La Cour internationale de Justice, la plus haute juridiction du monde, a jugé qu’il existait un risque plausible de génocide à Gaza et que l’occupation et l’apartheid israéliens contre les Palestiniens sont illégaux. Défendre l’égalité, la justice, et la liberté pour tous est un devoir moral profond que nul d’entre nous ne peut ignorer. Nous devons donc dénoncer dès maintenant les préjudices causés au peuple palestinien.
Nous répondons à l’appel des cinéastes palestiniens, qui ont exhorté l’industrie cinématographique internationale à refuser le silence, le racisme et la déshumanisation, et à « faire tout ce qui est humainement possible » pour mettre fin à la complicité dans leur oppression.
Inspirés par les cinéastes unis contre l’apartheid qui ont refusé de projeter leurs films dans l’Afrique du Sud de l’apartheid, nous nous engageons à ne pas projeter de films, à ne pas apparaître dans des institutions cinématographiques israéliennes, ni à ne pas collaborer avec elles (y compris les festivals, les cinémas, les chaînes de télévision et les sociétés de production) impliquées dans le génocide et l’apartheid contre le peuple palestinien.
Un boycott ciblé et assumé
Le texte précise que le boycott concerne les institutions, festivals, chaînes et sociétés de production liées à l’État israélien et accusées de tirer bénéfice de ses politiques. Des événements comme le Festival du film de Jérusalem, directement soutenu par le gouvernement israélien, sont cités comme exemples d’institutions jugées complices.
L’objectif est de dénoncer le rôle de certaines structures culturelles qui participeraient, selon les signataires, à la normalisation ou à la justification des violences contre le peuple palestinien.
Une filiation historique avec les luttes contre l’apartheid
La déclaration revendique explicitement l’héritage du boycott culturel contre l’Afrique du Sud dans les années 1980. À l’époque, des artistes majeurs comme Martin Scorsese et Jonathan Demme avaient fondé Filmmakers United Against Apartheid et convaincu de nombreux acteurs de l’industrie de refuser toute distribution dans un pays régi par un système raciste et ségrégationniste.

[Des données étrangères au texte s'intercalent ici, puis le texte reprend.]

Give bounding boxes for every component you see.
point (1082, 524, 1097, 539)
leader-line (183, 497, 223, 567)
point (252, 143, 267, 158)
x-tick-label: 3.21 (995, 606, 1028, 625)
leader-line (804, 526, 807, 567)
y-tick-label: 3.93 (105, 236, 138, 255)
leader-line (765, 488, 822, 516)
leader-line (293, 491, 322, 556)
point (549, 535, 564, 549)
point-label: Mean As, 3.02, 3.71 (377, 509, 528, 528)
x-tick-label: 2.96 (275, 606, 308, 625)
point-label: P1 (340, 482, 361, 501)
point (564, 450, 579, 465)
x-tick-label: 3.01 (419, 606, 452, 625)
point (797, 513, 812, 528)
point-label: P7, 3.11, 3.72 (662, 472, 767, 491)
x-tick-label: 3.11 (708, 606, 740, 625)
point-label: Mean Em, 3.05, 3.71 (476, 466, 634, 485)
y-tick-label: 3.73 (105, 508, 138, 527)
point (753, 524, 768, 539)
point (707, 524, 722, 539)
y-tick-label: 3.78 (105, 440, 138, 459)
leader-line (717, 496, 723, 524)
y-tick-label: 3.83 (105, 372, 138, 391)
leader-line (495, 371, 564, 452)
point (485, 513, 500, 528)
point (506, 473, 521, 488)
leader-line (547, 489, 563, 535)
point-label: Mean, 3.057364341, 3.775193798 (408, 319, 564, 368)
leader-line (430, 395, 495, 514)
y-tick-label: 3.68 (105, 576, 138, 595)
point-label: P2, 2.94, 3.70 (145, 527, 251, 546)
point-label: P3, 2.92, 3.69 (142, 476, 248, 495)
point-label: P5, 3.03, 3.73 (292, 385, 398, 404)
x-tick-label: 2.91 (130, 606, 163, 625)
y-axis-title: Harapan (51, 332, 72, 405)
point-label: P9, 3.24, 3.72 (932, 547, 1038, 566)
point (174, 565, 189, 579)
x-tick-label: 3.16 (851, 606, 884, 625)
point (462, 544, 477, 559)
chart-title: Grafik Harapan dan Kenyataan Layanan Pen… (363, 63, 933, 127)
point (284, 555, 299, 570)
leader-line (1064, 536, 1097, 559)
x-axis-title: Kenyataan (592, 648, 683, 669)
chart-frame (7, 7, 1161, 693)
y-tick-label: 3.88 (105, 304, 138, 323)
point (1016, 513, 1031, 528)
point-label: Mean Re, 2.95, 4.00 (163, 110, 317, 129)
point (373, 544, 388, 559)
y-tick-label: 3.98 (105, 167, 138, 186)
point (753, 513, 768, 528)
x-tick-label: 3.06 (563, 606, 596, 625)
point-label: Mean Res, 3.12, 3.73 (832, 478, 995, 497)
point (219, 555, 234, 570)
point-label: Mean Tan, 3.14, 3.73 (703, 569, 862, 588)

Les signataires de 2025 entendent réactiver ce précédent historique : faire du cinéma non seulement un espace artistique, mais aussi un levier moral et politique.
Une mobilisation qui dépasse les frontières
Au-delà des grandes stars, cette déclaration est également portée par des producteurs, des critiques, des scénaristes, des techniciens, confirmant que la solidarité n’est pas l’affaire exclusive des célébrités. Elle traduit l’idée que le cinéma, dans son ensemble, est impliqué dans la construction des récits collectifs et qu’il doit assumer ses responsabilités face à une situation jugée intolérable.
Une invitation à agir
Le mouvement est ouvert. Film Workers for Palestine invite les professionnels du cinéma, de toutes disciplines et de tous pays, à apposer leur signature. Le texte et le formulaire de soutien sont accessibles en ligne :
👉 https://filmworkersforpalestine.org/#endingcomplicity
Cette mobilisation met en évidence le rôle du cinéma comme outil de responsabilité sociale et éthique. Elle interroge les pratiques institutionnelles, la portée morale des décisions artistiques et l’impact des alliances internationales. Plus qu’un geste de solidarité, elle ouvre un espace de débat sur la manière dont les industries culturelles peuvent influencer les consciences et contribuer à la lutte contre l’oppression. Elle rappelle que le cinéma, en tant qu’institution globale, n’est jamais isolé de la réalité sociale et politique, et qu’il peut devenir un levier concret pour transformer les pratiques et encourager une réflexion collective sur la justice et l’équité.